LevelDB arranges data in multiple levels, where objects within a level are sorted by key, and each successively higher level holds ten times more data than the previous level. The compaction process moves data upwards between levels, maintaining the order invariant by picking from adjacent levels, files that totally overlap, and performing a merge on those files. The level to compact is chosen by setting an upper bound on the size of data within the level and picking the level which exceeds this bound by the greatest amount. Within each level, the data to compact is chosen by progressively moving through the key-space, returning to the beginning only reaching the end of the key space. Effectively, this process keeps the lowest levels as full as possible, and evenly compacts the data within each level.

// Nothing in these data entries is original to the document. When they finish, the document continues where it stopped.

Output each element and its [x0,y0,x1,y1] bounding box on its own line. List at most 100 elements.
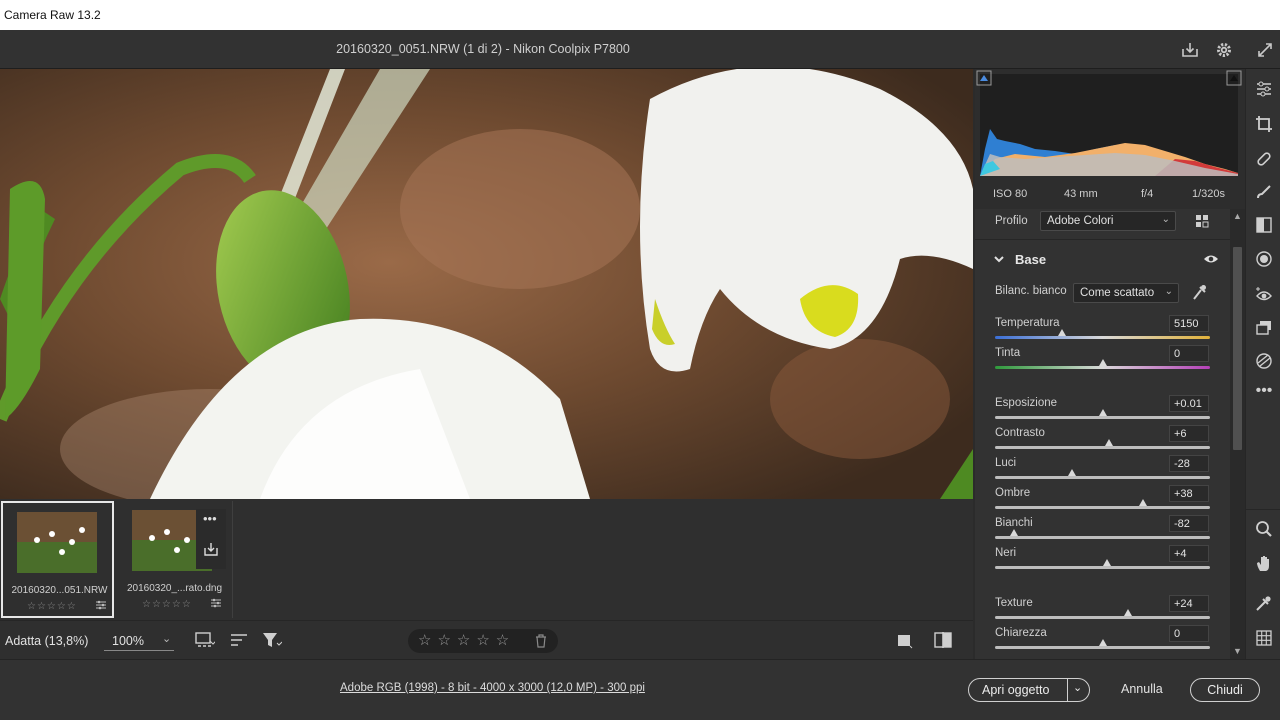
slider-track[interactable] [995,616,1210,619]
chevron-down-icon: ⌄ [1161,214,1170,225]
zoom-fit[interactable]: Adatta (13,8%) [5,634,88,648]
base-section-title[interactable]: Base [1015,252,1046,267]
profile-select[interactable]: Adobe Colori ⌄ [1040,211,1176,231]
divider [232,501,233,618]
filter-icon[interactable] [262,631,283,649]
more-icon[interactable]: ••• [203,511,217,526]
histogram: ISO 80 43 mm f/4 1/320s [975,69,1245,209]
chevron-down-icon[interactable] [993,253,1005,265]
slider-thumb[interactable] [1068,469,1077,476]
cancel-button[interactable]: Annulla [1121,682,1163,696]
filmstrip-item-rating[interactable]: ☆☆☆☆☆ [27,601,77,612]
slider-value-field[interactable]: +4 [1169,545,1209,562]
slider-track[interactable] [995,446,1210,449]
scrollbar-thumb[interactable] [1233,247,1242,450]
filmstrip-options-icon[interactable] [195,631,217,649]
workflow-options-link[interactable]: Adobe RGB (1998) - 8 bit - 4000 x 3000 (… [340,682,645,694]
red-eye-icon[interactable] [1254,284,1274,304]
wb-value: Come scattato [1080,287,1155,299]
eye-icon[interactable] [1203,253,1219,265]
zoom-select[interactable]: 100% ⌄ [104,627,174,651]
slider-thumb[interactable] [1139,499,1148,506]
rating-stars[interactable]: ☆☆☆☆☆ [418,631,515,649]
profile-value: Adobe Colori [1047,215,1114,227]
zoom-icon[interactable] [1254,519,1274,539]
adjustments-icon [210,597,222,609]
slider-value-field[interactable]: 0 [1169,625,1209,642]
slider-track[interactable] [995,646,1210,649]
slider-label: Esposizione [995,397,1058,409]
slider-track[interactable] [995,416,1210,419]
slider-value-field[interactable]: +6 [1169,425,1209,442]
profile-browser-icon[interactable] [1195,214,1209,228]
eyedropper-icon[interactable] [1191,283,1207,301]
presets-icon[interactable] [1254,351,1274,371]
single-view-icon[interactable] [896,631,914,649]
slider-value-field[interactable]: 0 [1169,345,1209,362]
slider-thumb[interactable] [1098,409,1107,416]
slider-value-field[interactable]: 5150 [1169,315,1209,332]
bottom-toolbar: Adatta (13,8%) 100% ⌄ ☆☆☆☆☆ [0,620,973,659]
sort-icon[interactable] [230,632,248,648]
radial-filter-icon[interactable] [1254,249,1274,269]
scroll-down-icon[interactable]: ▼ [1233,646,1242,656]
wb-select[interactable]: Come scattato ⌄ [1073,283,1179,303]
thumbnail [17,512,97,573]
fullscreen-icon[interactable] [1255,40,1275,60]
slider-value-field[interactable]: +24 [1169,595,1209,612]
save-image-icon[interactable] [203,541,219,557]
window-titlebar: Camera Raw 13.2 [0,0,1280,30]
thumbnail-actions: ••• [196,509,226,569]
slider-thumb[interactable] [1124,609,1133,616]
slider-value-field[interactable]: -28 [1169,455,1209,472]
slider-value-field[interactable]: +38 [1169,485,1209,502]
wb-label: Bilanc. bianco [995,285,1067,297]
crop-icon[interactable] [1254,114,1274,134]
exif-shutter: 1/320s [1192,188,1226,200]
slider-thumb[interactable] [1057,329,1066,336]
slider-label: Bianchi [995,517,1033,529]
slider-value-field[interactable]: +0.01 [1169,395,1209,412]
filmstrip-item-name: 20160320_...rato.dng [126,583,223,594]
profile-row: Profilo Adobe Colori ⌄ [975,209,1230,239]
color-sampler-icon[interactable] [1254,593,1274,613]
slider-thumb[interactable] [1102,559,1111,566]
slider-label: Temperatura [995,317,1060,329]
gradient-icon[interactable] [1254,215,1274,235]
photo-preview[interactable] [0,69,973,499]
filmstrip-item[interactable]: ••• 20160320_...rato.dng ☆☆☆☆☆ [118,501,231,618]
more-icon[interactable]: ••• [1254,382,1274,402]
gear-icon[interactable] [1214,40,1234,60]
before-after-icon[interactable] [933,631,953,649]
healing-icon[interactable] [1254,149,1274,169]
slider-value-field[interactable]: -82 [1169,515,1209,532]
document-bar: 20160320_0051.NRW (1 di 2) - Nikon Coolp… [0,30,1280,69]
slider-track[interactable] [995,366,1210,369]
slider-track[interactable] [995,336,1210,339]
filmstrip-item[interactable]: 20160320...051.NRW ☆☆☆☆☆ [1,501,114,618]
edit-sliders-icon[interactable] [1254,79,1274,99]
slider-thumb[interactable] [1098,639,1107,646]
filmstrip-item-rating[interactable]: ☆☆☆☆☆ [142,599,192,610]
grid-overlay-icon[interactable] [1254,628,1274,648]
save-image-icon[interactable] [1180,40,1200,60]
slider-label: Ombre [995,487,1031,499]
slider-track[interactable] [995,536,1210,539]
rating-control[interactable]: ☆☆☆☆☆ [408,629,558,653]
slider-track[interactable] [995,566,1210,569]
brush-icon[interactable] [1254,182,1274,202]
panel-scrollbar[interactable]: ▲ ▼ [1230,209,1245,659]
slider-thumb[interactable] [1010,529,1019,536]
slider-thumb[interactable] [1104,439,1113,446]
trash-icon[interactable] [535,634,547,648]
slider-thumb[interactable] [1098,359,1107,366]
snapshots-icon[interactable] [1254,318,1274,338]
chevron-down-icon[interactable]: ⌄ [1073,681,1082,694]
hand-icon[interactable] [1254,553,1274,573]
slider-label: Contrasto [995,427,1045,439]
slider-track[interactable] [995,506,1210,509]
close-button[interactable]: Chiudi [1190,678,1260,702]
scroll-up-icon[interactable]: ▲ [1233,211,1242,221]
slider-track[interactable] [995,476,1210,479]
open-object-button[interactable]: Apri oggetto ⌄ [968,678,1090,702]
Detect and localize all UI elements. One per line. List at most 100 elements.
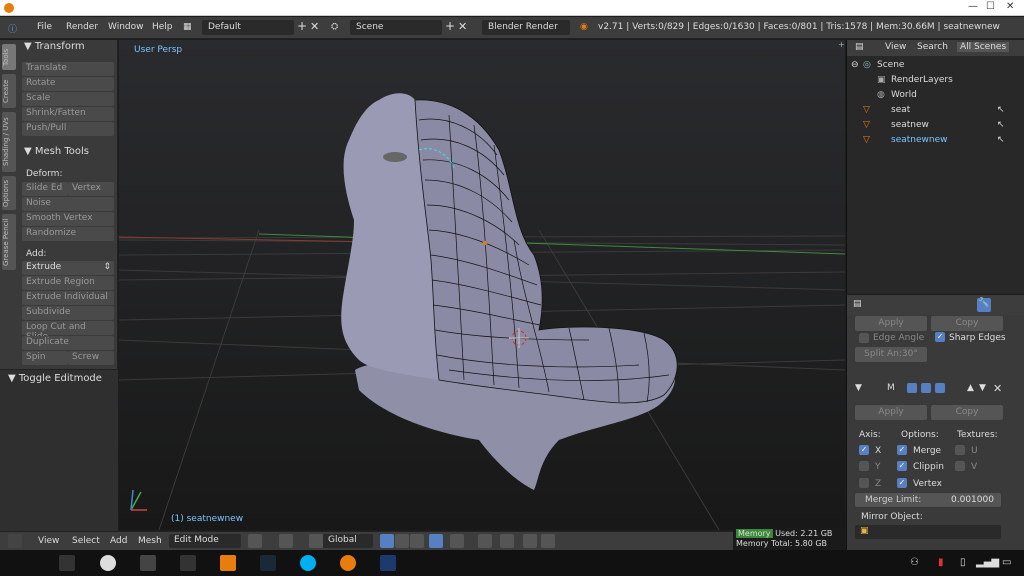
tab-tools[interactable]: Tools (2, 44, 16, 70)
outliner-row-scene[interactable]: ⊖ ◎ Scene (847, 58, 1024, 73)
loop-cut-slide-button[interactable]: Loop Cut and Slide (22, 321, 114, 342)
maximize-icon[interactable]: ☐ (986, 1, 995, 12)
vertex-group-checkbox[interactable]: ✓ (897, 478, 907, 488)
move-up-icon[interactable]: ▲ (967, 383, 974, 393)
scale-button[interactable]: Scale (22, 92, 114, 106)
face-select-icon[interactable] (410, 534, 424, 548)
slide-edge-button[interactable]: Slide Ed (22, 182, 68, 196)
vertex-select-icon[interactable] (380, 534, 394, 548)
tab-options[interactable]: Options (2, 176, 16, 210)
orientation-dropdown[interactable]: Global (323, 534, 373, 548)
viewport-plus-icon[interactable]: + (838, 40, 846, 60)
tab-grease-pencil[interactable]: Grease Pencil (2, 214, 16, 270)
shading-icon[interactable] (248, 534, 262, 548)
skype-icon[interactable] (300, 555, 316, 571)
collapse-icon[interactable]: ▼ (855, 383, 862, 393)
copy-button-top[interactable]: Copy (931, 316, 1003, 331)
menu-select[interactable]: Select (72, 536, 100, 546)
apply-button[interactable]: Apply (855, 405, 927, 420)
render-engine-dropdown[interactable]: Blender Render (482, 20, 570, 35)
texture-u-checkbox[interactable] (955, 445, 965, 455)
3d-viewport[interactable]: User Persp (1) seatnewnew (119, 40, 845, 530)
extrude-dropdown[interactable]: Extrude ⇕ (22, 261, 114, 275)
add-scene-icon[interactable]: + (445, 19, 455, 33)
apply-button-top[interactable]: Apply (855, 316, 927, 331)
tab-create[interactable]: Create (2, 74, 16, 108)
remove-scene-icon[interactable]: ✕ (458, 20, 467, 33)
add-layout-icon[interactable]: + (297, 19, 307, 33)
render-anim-icon[interactable] (541, 534, 555, 548)
vlc-icon[interactable] (220, 555, 236, 571)
pivot-icon[interactable] (279, 534, 293, 548)
menu-add[interactable]: Add (110, 536, 127, 546)
merge-limit-field[interactable]: Merge Limit: 0.001000 (855, 493, 1001, 507)
outliner-row-seatnewnew[interactable]: ▽ seatnewnew ↖ (847, 133, 1024, 148)
duplicate-button[interactable]: Duplicate (22, 336, 114, 350)
slide-vertex-button[interactable]: Vertex (68, 182, 114, 196)
phone-icon[interactable]: ▯ (960, 557, 966, 568)
layout-icon[interactable]: ▦ (183, 22, 192, 32)
occlude-geometry-icon[interactable] (429, 534, 443, 548)
mode-dropdown[interactable]: Edit Mode (169, 534, 241, 548)
extrude-individual-button[interactable]: Extrude Individual (22, 291, 114, 305)
scene-icon[interactable]: ⛭ (331, 22, 338, 32)
extrude-region-button[interactable]: Extrude Region (22, 276, 114, 290)
noise-button[interactable]: Noise (22, 197, 114, 211)
screen-layout-dropdown[interactable]: Default (202, 20, 294, 35)
spin-button[interactable]: Spin (22, 351, 68, 365)
toggle-editmode-header[interactable]: ▼ Toggle Editmode (8, 373, 102, 384)
outliner-row-seatnew[interactable]: ▽ seatnew ↖ (847, 118, 1024, 133)
edge-select-icon[interactable] (395, 534, 409, 548)
render-toggle[interactable] (921, 383, 931, 393)
editor-type-icon[interactable] (8, 534, 22, 548)
properties-editor-icon[interactable]: ▤ (853, 299, 862, 309)
tab-shading-uvs[interactable]: Shading / UVs (2, 112, 16, 172)
menu-render[interactable]: Render (66, 22, 98, 32)
merge-checkbox[interactable]: ✓ (897, 445, 907, 455)
chrome-icon[interactable] (100, 555, 116, 571)
axis-z-checkbox[interactable] (859, 478, 869, 488)
transform-header[interactable]: ▼ Transform (24, 41, 85, 52)
screw-button[interactable]: Screw (68, 351, 114, 365)
split-angle-field[interactable]: Split An:30° (855, 347, 927, 362)
subdivide-button[interactable]: Subdivide (22, 306, 114, 320)
remove-layout-icon[interactable]: ✕ (310, 20, 319, 33)
visibility-icon[interactable]: ↖ (997, 105, 1005, 115)
translate-button[interactable]: Translate (22, 62, 114, 76)
axis-y-checkbox[interactable] (859, 461, 869, 471)
smooth-vertex-button[interactable]: Smooth Vertex (22, 212, 114, 226)
minimize-icon[interactable]: — (968, 1, 978, 12)
menu-file[interactable]: File (37, 22, 52, 32)
outliner-display-mode[interactable]: All Scenes (957, 42, 1010, 52)
copy-button[interactable]: Copy (931, 405, 1003, 420)
rotate-button[interactable]: Rotate (22, 77, 114, 91)
outliner-row-renderlayers[interactable]: ▣ RenderLayers (847, 73, 1024, 88)
render-icon[interactable] (523, 534, 537, 548)
modifier-tab-icon[interactable]: 🔧 (977, 298, 991, 312)
clipping-checkbox[interactable]: ✓ (897, 461, 907, 471)
people-icon[interactable]: ⚇ (910, 557, 919, 568)
expand-icon[interactable]: ⊖ (851, 60, 859, 70)
outliner-menu-search[interactable]: Search (917, 42, 948, 52)
snap-target-icon[interactable] (500, 534, 514, 548)
outliner-row-world[interactable]: ◍ World (847, 88, 1024, 103)
edge-angle-checkbox[interactable] (859, 333, 869, 343)
visibility-icon[interactable]: ↖ (997, 120, 1005, 130)
menu-mesh[interactable]: Mesh (138, 536, 162, 546)
realtime-toggle[interactable] (935, 383, 945, 393)
start-icon[interactable] (59, 555, 75, 571)
move-down-icon[interactable]: ▼ (979, 383, 986, 393)
mesh-tools-header[interactable]: ▼ Mesh Tools (24, 146, 89, 157)
outliner-menu-view[interactable]: View (885, 42, 906, 52)
menu-help[interactable]: Help (152, 22, 173, 32)
menu-window[interactable]: Window (108, 22, 144, 32)
terminal-icon[interactable] (180, 555, 196, 571)
scene-dropdown[interactable]: Scene (350, 20, 442, 35)
notification-icon[interactable]: ▮ (938, 557, 944, 568)
axis-x-checkbox[interactable]: ✓ (859, 445, 869, 455)
menu-view[interactable]: View (38, 536, 59, 546)
snap-icon[interactable] (478, 534, 492, 548)
photoshop-icon[interactable] (380, 555, 396, 571)
texture-v-checkbox[interactable] (955, 461, 965, 471)
visibility-icon[interactable]: ↖ (997, 135, 1005, 145)
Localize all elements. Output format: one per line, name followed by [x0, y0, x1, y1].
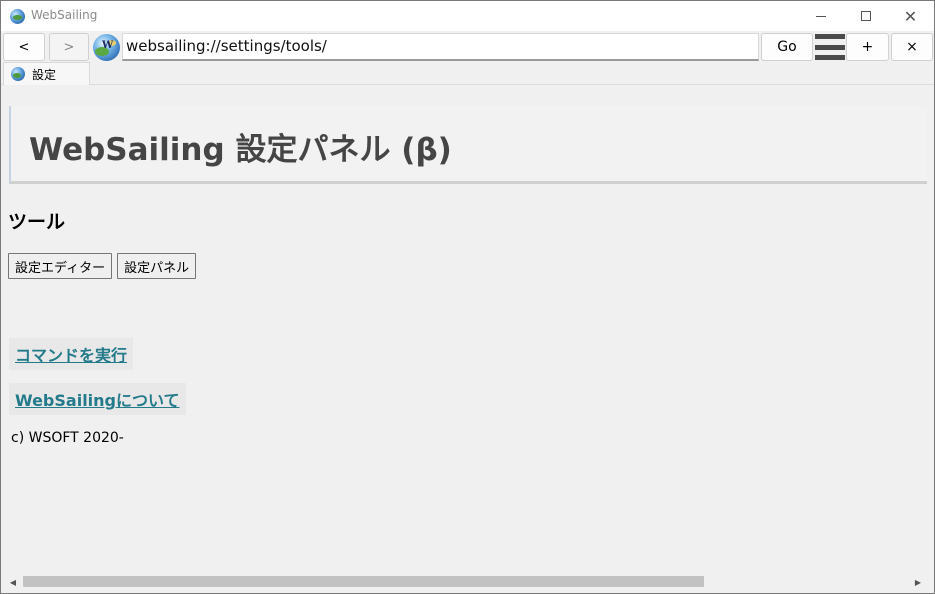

The downside to LevelDB's approach to compaction, which HyperLevelDB corrects, is that it introduces a high overhead for compaction. The overhead of a compaction between two levels is the ratio of data moved from the lower level to data rewritten in the upper level. Intuitively, an efficient compaction moves more data between levels than it rewrites at the upper level. LevelDB's compaction algorithm is not efficient, and in the "fillrand" benchmark will, on average, rewrite 3MB of data in the upper level for every 1MB of data in the lower level. HyperLevelDB avoids this waste by selecting the compaction with the smallest overhead. By reducing overhead, HyperLevelDB reduces the amount of data written, enabling the system to perform additional compaction, or write operations.
The figure on the left shows the throughput of LevelDB and HyperLevelDB on the Older System Configuration "fillrand" benchmark as the number of inserted entries grows. LevelDB's effective throughput drops to 7% of its highest throughput, while HyperLevelDB remains above 62% of its highest achieved throughput. The difference is just as significant on the Newer System Configuration, shown at left, where HyperLevelDB retains 75% of its throughput while LevelDB drops to below 13%.
LevelDB is a great storage engine for local storage applications --- so great in fact that we adopted it as the de-facto storage engine for HyperDex. With these changes, LevelDB continues to be one of the best-suited backends for HyperDex.